Chilean mathematician (1935–1994)

Rolando Basim Chuaqui Kettlun (December 30, 1935–April 23, 1994) was a Chilean mathematician who worked on the foundations of probabilities and foundations of mathematics. Throughout his lifetime, he published two books and over 50 journal articles in mathematics and logic. He also spearheaded the creation and expansion of mathematics departments across multiple Chilean universities.

==Biography==
Chuaqui was born into a Syrian immigrant family from Homs in Syria. He entered the University of Chile in 1953 to study medicine. He obtained a Ph.D. in Logic and the Methodology of Science, an interdisciplinary program between the Department of Mathematics and Department of Philosophy, from the University of California, Berkeley in 1965. His doctoral advisor was David Blackwell. Chuaqui returned to Chile after graduating, serving as a professor at the University of Chile and then the Pontifical Catholic University of Chile. During his time at the Pontifical Catholic, he advised three doctoral students.
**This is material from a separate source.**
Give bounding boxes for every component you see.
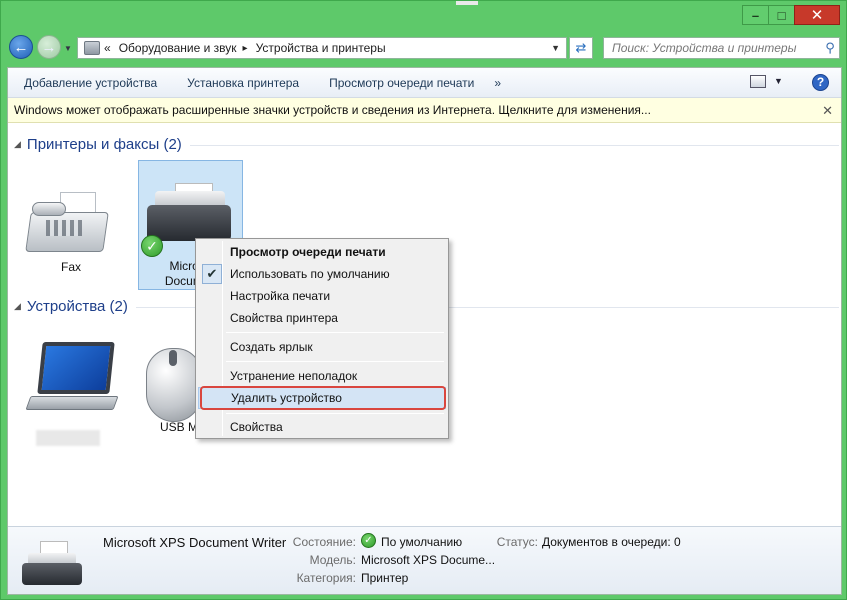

Chuaqui held several visiting positions, including at UCLA (1967), Princeton University (1970), University of São Paulo (1971 and 1982), University of California, Berkeley (1973–74), University of Campinas (1976, 1977 and 1978), Stanford University (1984), and San José State University (1986-89).
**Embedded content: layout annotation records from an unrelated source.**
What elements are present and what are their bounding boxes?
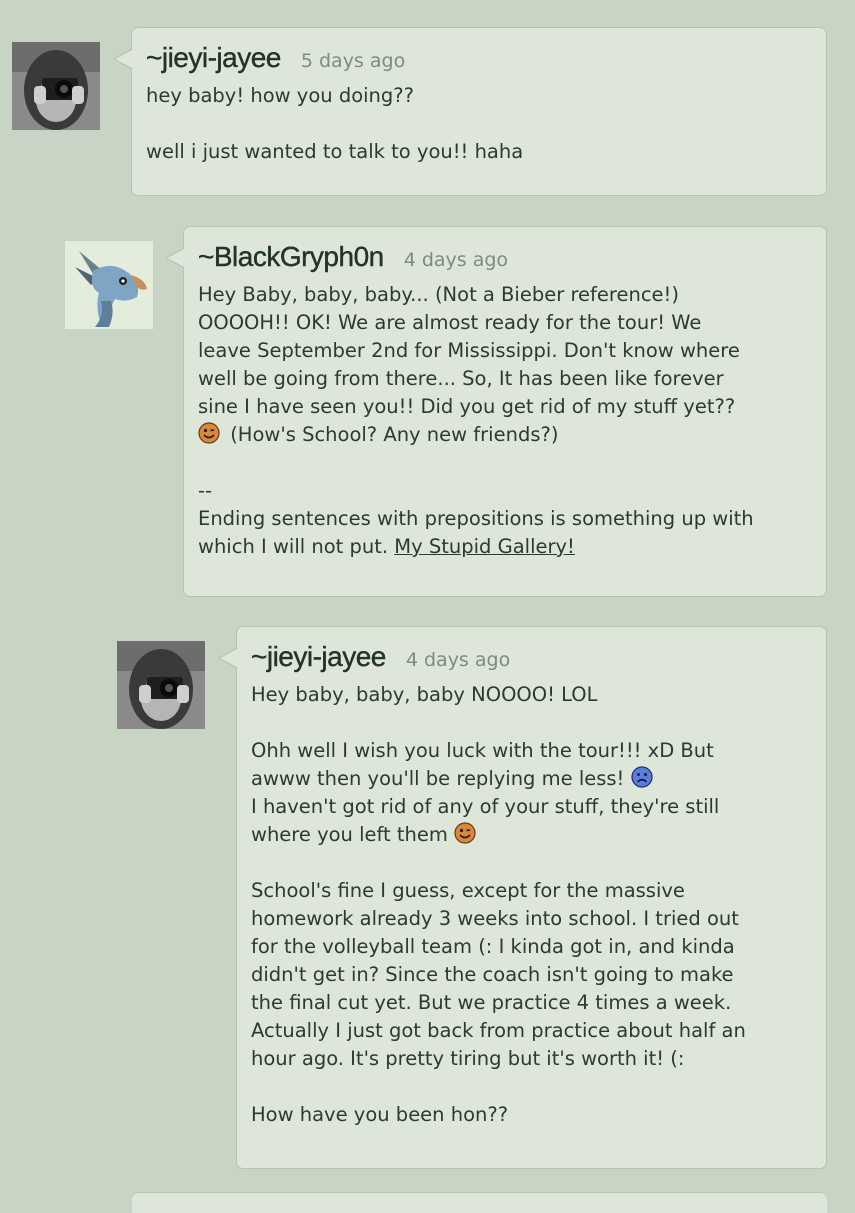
- camera-photo-avatar-image: [12, 42, 100, 130]
- comment-text-line: the final cut yet. But we practice 4 tim…: [251, 991, 732, 1014]
- bubble-pointer-fill: [115, 50, 132, 68]
- wink-smiley-icon: [198, 422, 220, 444]
- timestamp-link[interactable]: 4 days ago: [406, 649, 510, 671]
- sad-smiley-icon: [630, 766, 653, 788]
- comment-body: Hey baby, baby, baby NOOOO! LOL Ohh well…: [251, 681, 812, 1129]
- comment-text-line: awww then you'll be replying me less!: [251, 765, 812, 793]
- comment-header: ~jieyi-jayee 5 days ago: [146, 42, 812, 74]
- username-link[interactable]: ~jieyi-jayee: [146, 42, 282, 74]
- avatar[interactable]: [65, 241, 153, 329]
- comment-text-inline: awww then you'll be replying me less!: [251, 767, 625, 790]
- comment-text-line: hey baby! how you doing??: [146, 84, 414, 107]
- avatar[interactable]: [12, 42, 100, 130]
- comment-header: ~jieyi-jayee 4 days ago: [251, 641, 812, 673]
- comment-text-line: for the volleyball team (: I kinda got i…: [251, 935, 735, 958]
- timestamp-link[interactable]: 5 days ago: [301, 50, 405, 72]
- comment-text-line: OOOOH!! OK! We are almost ready for the …: [198, 311, 702, 334]
- bubble-pointer-fill: [220, 649, 237, 667]
- comment-text-line: hour ago. It's pretty tiring but it's wo…: [251, 1047, 685, 1070]
- comment-text-line: How have you been hon??: [251, 1103, 509, 1126]
- comment-body: hey baby! how you doing?? well i just wa…: [146, 82, 812, 166]
- comment-header: ~BlackGryph0n 4 days ago: [198, 241, 812, 273]
- comment-text-line: School's fine I guess, except for the ma…: [251, 879, 685, 902]
- wink-smiley-icon: [454, 822, 476, 844]
- comment-text-line: homework already 3 weeks into school. I …: [251, 907, 739, 930]
- avatar[interactable]: [117, 641, 205, 729]
- comment-text-line: sine I have seen you!! Did you get rid o…: [198, 395, 736, 418]
- signature-separator: --: [198, 479, 213, 502]
- comment-text-line: Ohh well I wish you luck with the tour!!…: [251, 739, 714, 762]
- comment-text-line: I haven't got rid of any of your stuff, …: [251, 795, 720, 818]
- comment-text-line: well be going from there... So, It has b…: [198, 367, 724, 390]
- comment-bubble: ~jieyi-jayee 4 days ago Hey baby, baby, …: [218, 626, 827, 1169]
- comment-text-inline: (How's School? Any new friends?): [230, 423, 559, 446]
- comment-bubble: ~jieyi-jayee 5 days ago hey baby! how yo…: [113, 27, 827, 196]
- next-comment-bubble-edge: [132, 1192, 827, 1213]
- signature-text: which I will not put. My Stupid Gallery!: [198, 533, 812, 561]
- username-link[interactable]: ~jieyi-jayee: [251, 641, 387, 673]
- timestamp-link[interactable]: 4 days ago: [404, 249, 508, 271]
- comment-text-line: Actually I just got back from practice a…: [251, 1019, 746, 1042]
- comment-text-line: Hey baby, baby, baby NOOOO! LOL: [251, 683, 598, 706]
- comment-text-line: (How's School? Any new friends?): [198, 421, 812, 449]
- gryphon-avatar-image: [65, 241, 153, 329]
- comment-text-line: where you left them: [251, 821, 812, 849]
- comment-text-line: didn't get in? Since the coach isn't goi…: [251, 963, 734, 986]
- signature-text-inline: which I will not put.: [198, 535, 389, 558]
- signature-text: Ending sentences with prepositions is so…: [198, 507, 754, 530]
- comment-text-line: Hey Baby, baby, baby... (Not a Bieber re…: [198, 283, 679, 306]
- gallery-link[interactable]: My Stupid Gallery!: [394, 535, 575, 558]
- comment-text-inline: where you left them: [251, 823, 448, 846]
- comment-text-line: leave September 2nd for Mississippi. Don…: [198, 339, 740, 362]
- comment-body: Hey Baby, baby, baby... (Not a Bieber re…: [198, 281, 812, 561]
- camera-photo-avatar-image: [117, 641, 205, 729]
- username-link[interactable]: ~BlackGryph0n: [198, 241, 385, 273]
- comment-text-line: well i just wanted to talk to you!! haha: [146, 140, 524, 163]
- bubble-pointer-fill: [167, 249, 184, 267]
- comment-bubble: ~BlackGryph0n 4 days ago Hey Baby, baby,…: [165, 226, 827, 597]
He was a long-term collaborator of Patrick Suppes, with whom he worked on non-standard analysis and measurement in sciences. In 1986, he proposed a mathematical formulation for pragmatic truth.

==Honors and awards==
He was awarded a Guggenheim Fellowship in Mathematics in 1983.

Since 1999, a series of annual research conferences in Chile, known as the Jornadas Rolando Chuaqui Kettlun, is held in his memory. The Pontifical Catholic University of Chile also has a building named after him, which houses its Department of Mathematics.